I just found a solution on the same problem
Here my security.yml
firewalls:
dev:
pattern: ^/(_(profiler|wdt|error)|css|images|js)/
security: false
login:
pattern: ^/api/login
stateless: true
anonymous: true
provider: user_db
form_login:
check_path: /api/login_check
username_parameter: _username
password_parameter: _password
success_handler: lexik_jwt_authentication.handler.authentication_success
failure_handler: lexik_jwt_authentication.handler.authentication_failure
require_previous_session: false
api:
pattern: ^/api
stateless: true
lexik_jwt:
authorization_header: # check token in Authorization Header
enabled: true
prefix: Bearer
throw_exceptions: false # When an authentication failure occurs, return a 401 response immediately
create_entry_point: true # When no authentication details are provided, create a default entry point that returns a 401 response
authentication_provider: lexik_jwt_authentication.security.authentication.provider
My problem was the username and the password parameters. I change "username" by "_username" and "password" by "_password"

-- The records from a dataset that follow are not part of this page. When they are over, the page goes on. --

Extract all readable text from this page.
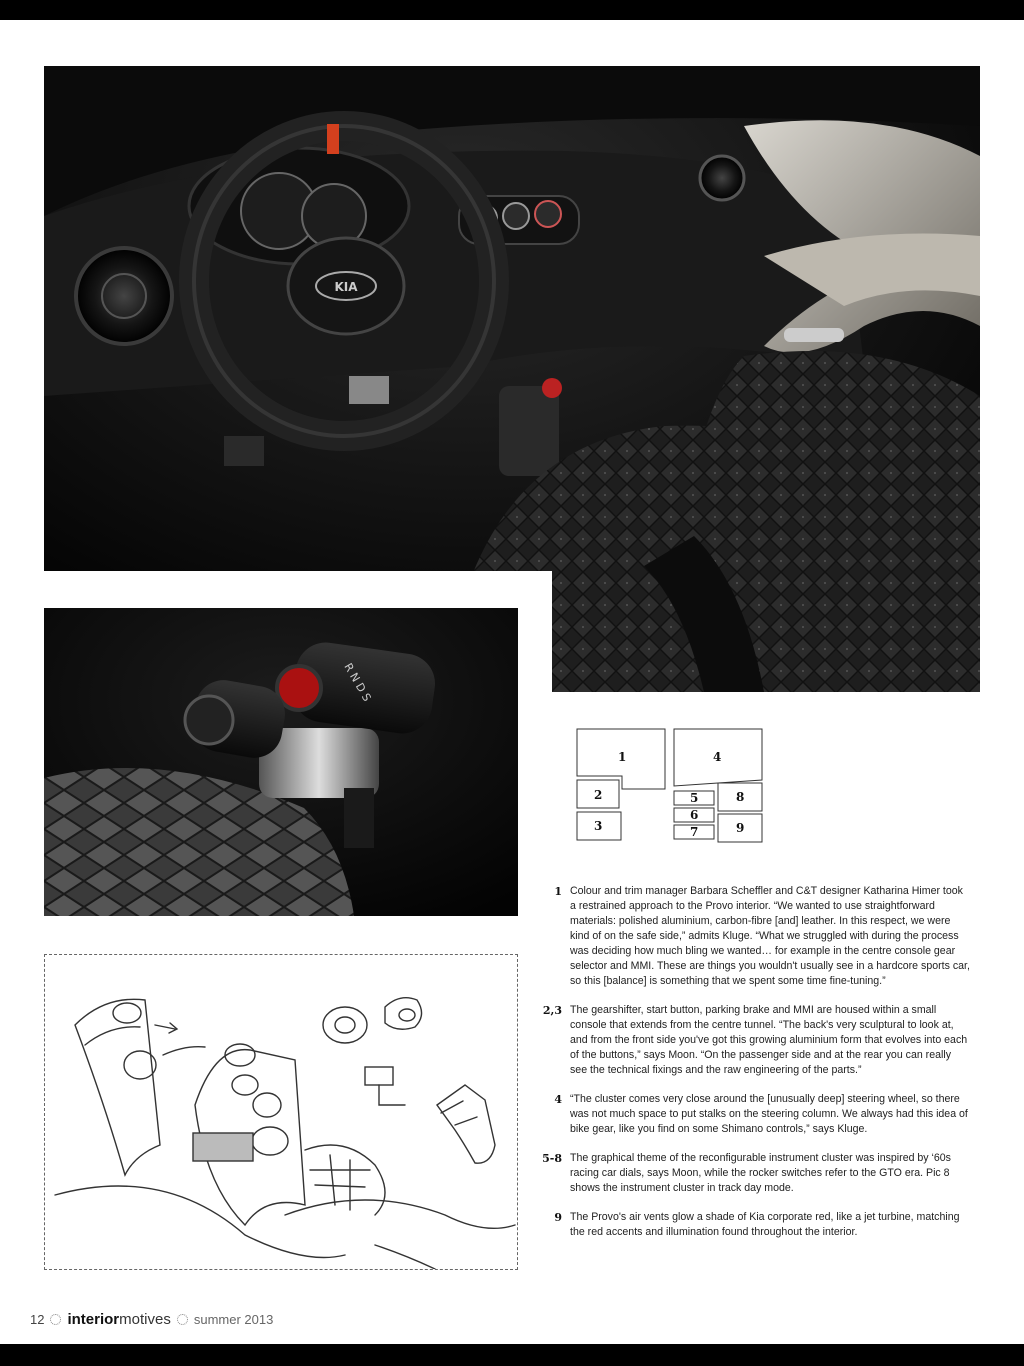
KIA
R N D S
1
2
3
4
5
6
7
8
9
1 Colour and trim manager Barbara Scheffler and C&T designer Katharina Himer took a restrained approach to the Provo interior. “We wanted to use straightforward materials: polished aluminium, carbon-fibre [and] leather. In this respect, we were kind of on the safe side,” admits Kluge. “What we struggled with during the process was deciding how much bling we wanted… for example in the centre console gear selector and MMI. These are things you wouldn't usually see in a hardcore sports car, so this [balance] is something that we spent some time fine-tuning.”
2,3 The gearshifter, start button, parking brake and MMI are housed within a small console that extends from the centre tunnel. “The back's very sculptural to look at, and from the front side you've got this growing aluminium form that evolves into each of the buttons,” says Moon. “On the passenger side and at the rear you can really see the technical fixings and the raw engineering of the parts.”
4 “The cluster comes very close around the [unusually deep] steering wheel, so there was not much space to put stalks on the steering column. We always had this idea of bike gear, like you find on some Shimano controls,” says Kluge.
5-8 The graphical theme of the reconfigurable instrument cluster was inspired by ‘60s racing car dials, says Moon, while the rocker switches refer to the GTO era. Pic 8 shows the instrument cluster in track day mode.
9 The Provo's air vents glow a shade of Kia corporate red, like a jet turbine, matching the red accents and illumination found throughout the interior.
12 interior motives summer 2013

You should add the ROLE_API in the role_hierarchy of your security.yml :
role_hierarchy:
# ...
ROLE_API: [ROLE_USER]
Then, users ranked with ROLE_API can access routes restricted to IS_AUTHENTICATED_FULLY.
Also, if you are using a web server, try to use your application using the built-in server (i.e. app/console server:run).
Apache seems to modify the token in headers.

LexikJWTBundle generates token so user's credentials are valid.
Problem occurs when you try to access secured routes (behind "^/api" path).
You should definitely check roles assigned to user. Maybe ROLE_API is missing and user is not fully authenticated.